Drager achieves revised forecast
EBIT (before non-recurring expenses) as expected at EUR 130.5 million
Non-recurring expenses of EUR24.7 million, as planned
Increase in equity to 31.3%
Dividend of EUR0.35 per preferred share proposed
On the basis of the provisional, unaudited financial statements, Drägerwerk AG & Co. KGaA has achieved the forecast revised as of December 12, 2008. Net sales rose by 5.8% to EUR1,924.5 million (2007: EUR1,819.5 million), EBIT (before non-recurring expenses) amounted to EUR130.5 million (down 14%). In its ad hoc report dated December 12, 2008, Dräger adjusted earnings expectations and forecast an approximately 15% lower Group result (EBIT before non-recurring expenses) than in the prior year (forecast figure: EUR152 million). As expected, the pressure on customers to cut costs, the strength of the US dollar and bad debt allowances on receivables in foreign countries made a dent in earnings. These effects had a particularly heavy impact as the medical division typically generates more than 50% of total net earnings for the year in the fourth quarter. In 2008, non-recurring expenses of EUR24.8 million were in line with the original expectations which ranged between EUR20 million and EUR25 million.

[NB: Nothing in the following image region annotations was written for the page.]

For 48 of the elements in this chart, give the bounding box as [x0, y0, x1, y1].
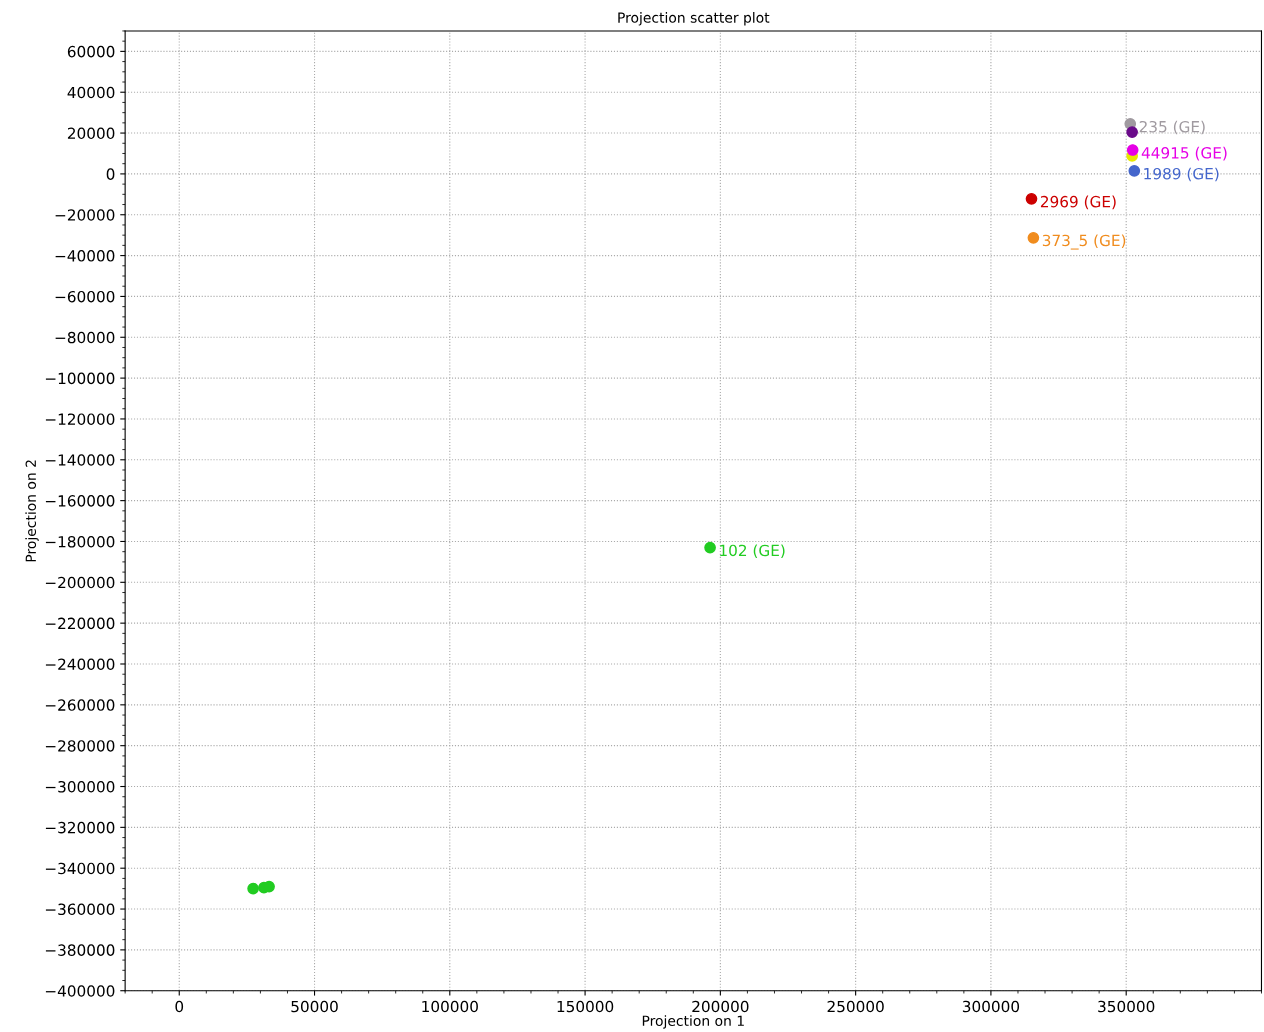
- series-label: 2969 (GE): [1040, 195, 1116, 210]
- y-tick-label: 20000: [67, 127, 115, 140]
- series-label: 102 (GE): [720, 544, 785, 558]
- y-tick-label: −260000: [45, 699, 115, 711]
- y-tick-label: −120000: [45, 413, 115, 425]
- x-tick-label: 300000: [962, 1000, 1020, 1013]
- y-tick-label: −160000: [45, 495, 115, 507]
- y-tick-label: −340000: [45, 862, 115, 875]
- y-tick-label: −360000: [45, 903, 115, 916]
- point: [1128, 164, 1141, 177]
- y-tick-label: −240000: [45, 658, 115, 671]
- point: [1025, 192, 1038, 205]
- series-label: 373_5 (GE): [1042, 234, 1126, 250]
- y-tick-label: −20000: [55, 209, 115, 221]
- x-tick-label: 100000: [422, 1000, 478, 1013]
- y-tick-label: −80000: [55, 331, 115, 344]
- x-tick-label: 0: [175, 1000, 184, 1013]
- x-tick-label: 50000: [291, 1000, 338, 1013]
- y-tick-label: −380000: [45, 944, 115, 956]
- point: [1126, 126, 1138, 138]
- x-tick-label: 350000: [1098, 1000, 1155, 1013]
- point: [247, 882, 259, 895]
- x-axis-title: Projection on 1: [642, 1015, 744, 1029]
- y-tick-label: −220000: [45, 617, 115, 630]
- x-tick-label: 200000: [692, 1000, 749, 1013]
- series-label: 235 (GE): [1139, 120, 1205, 135]
- x-tick-label: 250000: [827, 1000, 884, 1013]
- point: [1027, 231, 1040, 244]
- y-tick-label: −180000: [45, 535, 115, 548]
- y-tick-label: −60000: [55, 290, 115, 303]
- y-tick-label: −40000: [55, 250, 115, 262]
- point: [1126, 144, 1139, 156]
- y-tick-label: −100000: [45, 372, 115, 385]
- y-tick-label: −400000: [45, 985, 115, 997]
- series-label: 44915 (GE): [1141, 146, 1227, 161]
- y-axis-title: Projection on 2: [25, 460, 39, 562]
- y-tick-label: 60000: [67, 45, 115, 58]
- y-tick-label: 40000: [67, 86, 115, 99]
- y-tick-label: −140000: [45, 454, 115, 466]
- y-tick-label: −320000: [45, 821, 115, 834]
- y-tick-label: 0: [106, 168, 115, 180]
- chart-title: Projection scatter plot: [618, 12, 770, 26]
- y-tick-label: −280000: [45, 740, 115, 752]
- series-label: 1989 (GE): [1144, 167, 1219, 182]
- y-tick-label: −200000: [45, 576, 115, 589]
- x-tick-label: 150000: [557, 1000, 614, 1013]
- point: [704, 541, 716, 554]
- y-tick-label: −300000: [45, 780, 115, 793]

The medical division posted an increase in net sales of 2.8% to EUR1,243.8 million. At EUR88.4 million, however, EBIT was 15.1% lower than in the prior year due to the effects forecast in the ad hoc report. In contrast, the safety division exceeded its net sales target with growth of 11% and met target earnings with a steady EBIT (before non-recurring expenses) of EUR69.1 million (down 0.4%). At 9.8%, the Dräger Group’s EBIT margin was on a par with the original forecast figure.
Equity base strengthened further
The company’s financial position and results of operations are stable: the cash inflow from operating activities amounted to EUR97.5 million in 2008 and the Drager group’s equity rose by EUR12.2 million to EUR517.6 million in the fiscal year. The equity ratio increased to 31.3% (2007: 30.9%).
Dividend proposal: EUR0.35 per preferred share
In light of the EBIT performance, the Executive Board proposes to the Supervisory Board a lower dividend than in the prior year of EUR0.29 per common share and EUR0.35 per preferred share.
Due to the current economic environment and the related uncertainties which may have an impact on the markets for medical and safety technology, a specific forecast of the Drager Group’s net sales and EBIT development for the current fiscal year is not possible. At present, the company anticipates a decrease in net sales of approximately 5%. On the basis of a resolute savings program, however, the Dräger Group still anticipates a positive EBIT, even in scenarios where net sales fall by up to 15%.
Drager will continuously report on the company’s current development and announce a detailed forecast for fiscal year 2009 at a later date if necessary.
The Drager Group’s medium-term goal is to achieve a net sales increase which is at least in line with the market, an EBIT margin of 10% and an ROCE of 20%.